The command of the fringe, tzitzit, is rather unusual. The children of Israel were commanded to affix strings to the corners of their garments, but for what purpose? As with many ancient Near-Eastern cultures, identity markers on garments was not unusual. The color, placement, and length allowed a person to be identified at some distance. Yet, why does the Lord command this identifier? Although tribal identity would certainly be a factor, as they were to be a unique, priestly people, the fringes were a remembrance, so that they will “remember all the commands of the Lord and shall do them, and not search after your own heart and your own eyes after which you went whoring, so that you remember, and shall do all My commands, and be set-apart unto your God.”
צִיצִת, comes from the root צִיץ, which means “blossom.” Tzitzit could literally be translated as “blossoms.” Tzitzit are a remembrance of his commands, his commands are the blossoms, or potential fruit in our lives. Fruit, like the Tzitzit, is an identifier. Recall the words of Messiah Yeshua, “A tree is known by its fruit,” and, “Beware of the false prophets, who come to you in sheep’s clothing, but inwardly they are savage wolves. By their fruits you shall know them. Are grapes gathered from thornbushes or figs from thistles? So every good tree yields good fruit, but a rotten tree yields wicked fruit. A good tree is unable to yield wicked fruit, and a rotten tree to yield good fruit. Every tree that does not bear good fruit is cut down and thrown into the fire. So then, by their fruits you shall know them.” By the fruit, we will know the false prophet; however, we will also know God’s people by their fruit.
For the children of Israel, the twelve (12) spies were their first interaction with the Promised Land. Rather than walking in the victory that the Lord had promised, ten (10) of the spies caused an entire generation to be lost, save two. For many people today, as we live and work in our daily lives, we are often the first contact that people have with the Kingdom of God. What do they see or experience with us? Do they taste and see that the Lord is good, by sampling the fruit of the Spirit in our lives (Gal. 5:22-23)? Or have we replaced the fruit of the Spirit with fear from the flesh?

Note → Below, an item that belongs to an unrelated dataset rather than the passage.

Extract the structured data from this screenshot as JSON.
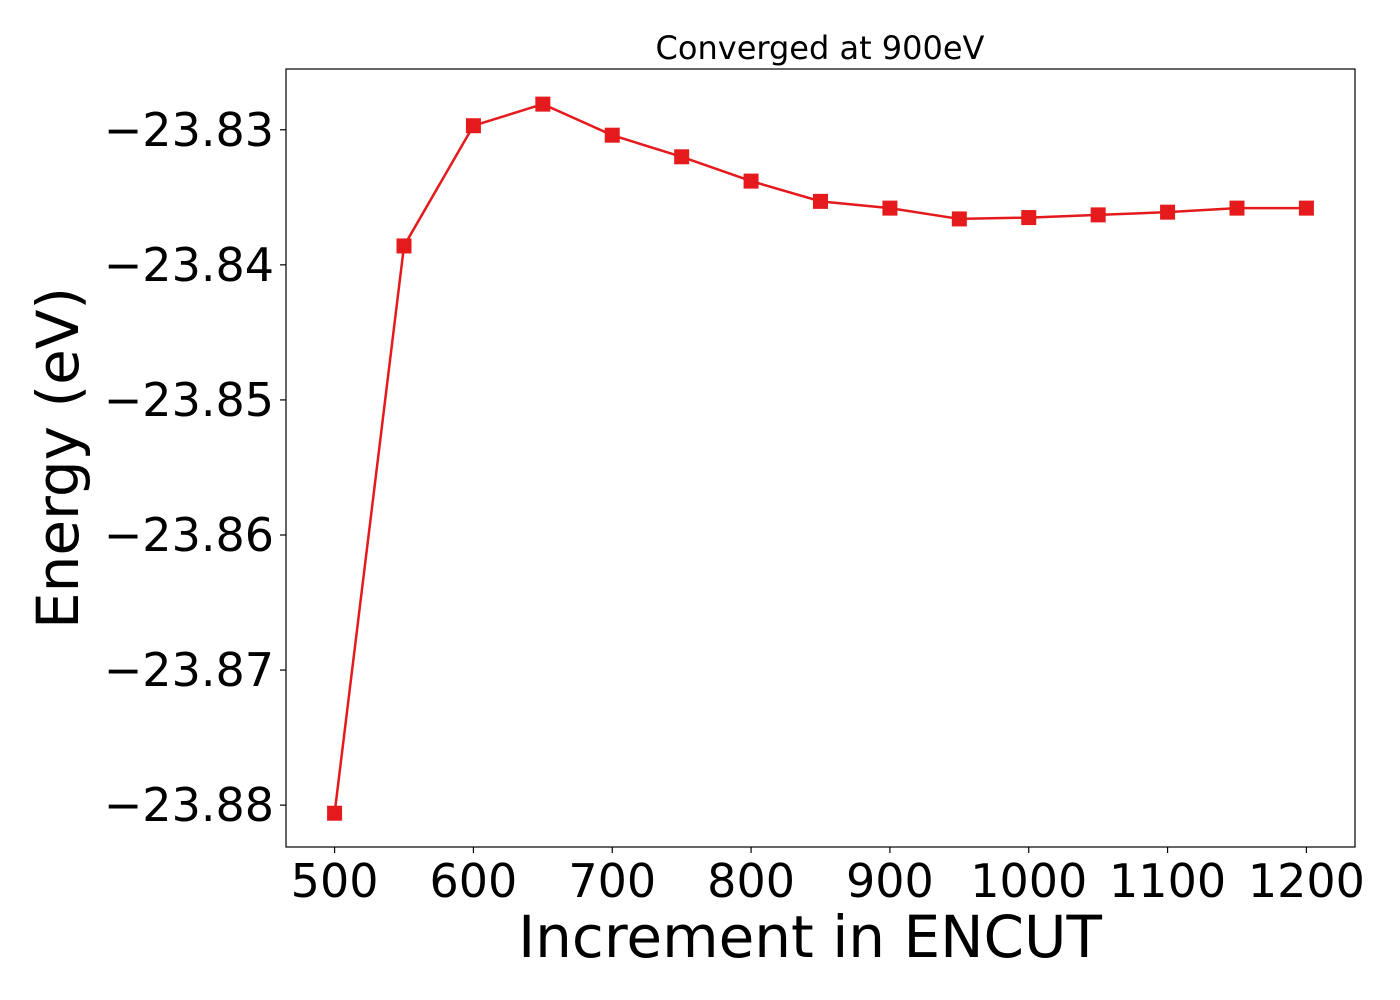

The fruit of the land of Israel was symbolic of the promise of God, of what he could do and would continue to do. The wearing of Tzitzit was, for the people of God, the visual reminder of that promise. Today, however, the blossoms of the Tzitzit, and the fullness of their meaning, has settled inside of the follower of Messiah – not a replacement of, but rather, a maturing of concept. The fruit of the Spirit is the evidence of the Lord’s faithfulness to renew, restore, forgive, lift up, and cleanse; really, anything to do with the renewal experience in Messiah.
Still what is the fruit for? In one sense it is for the tree – bringing forth new life; but in another sense, it is not for the tree at all, rather, for others who will benefit from it. What do people taste of God’s Kingdom when they are with you? The fruit of promise and victory, or the fruit of fear and despair?
How do we change this, or increase our fruit? Psalm 1:3, “For he shall be as a tree planted by the rivers of water, that yields its fruit in its season, and whose leaf does not wither, and whatever he does prospers.” This is the fruit, the result of mediating on God’s Word, day and night.
As Old Testament scholar Derek Kidner explains, “The tree is no mere channel, piping water unchanged from one place to another, but a living organism which absorbs it, to produce in due course something new and delightful, proper to its kind and to is time.”
Let the blossoms of the Lord’s commands mature into blessed fruit for the Kingdom of God as you walk by faith and not by sight.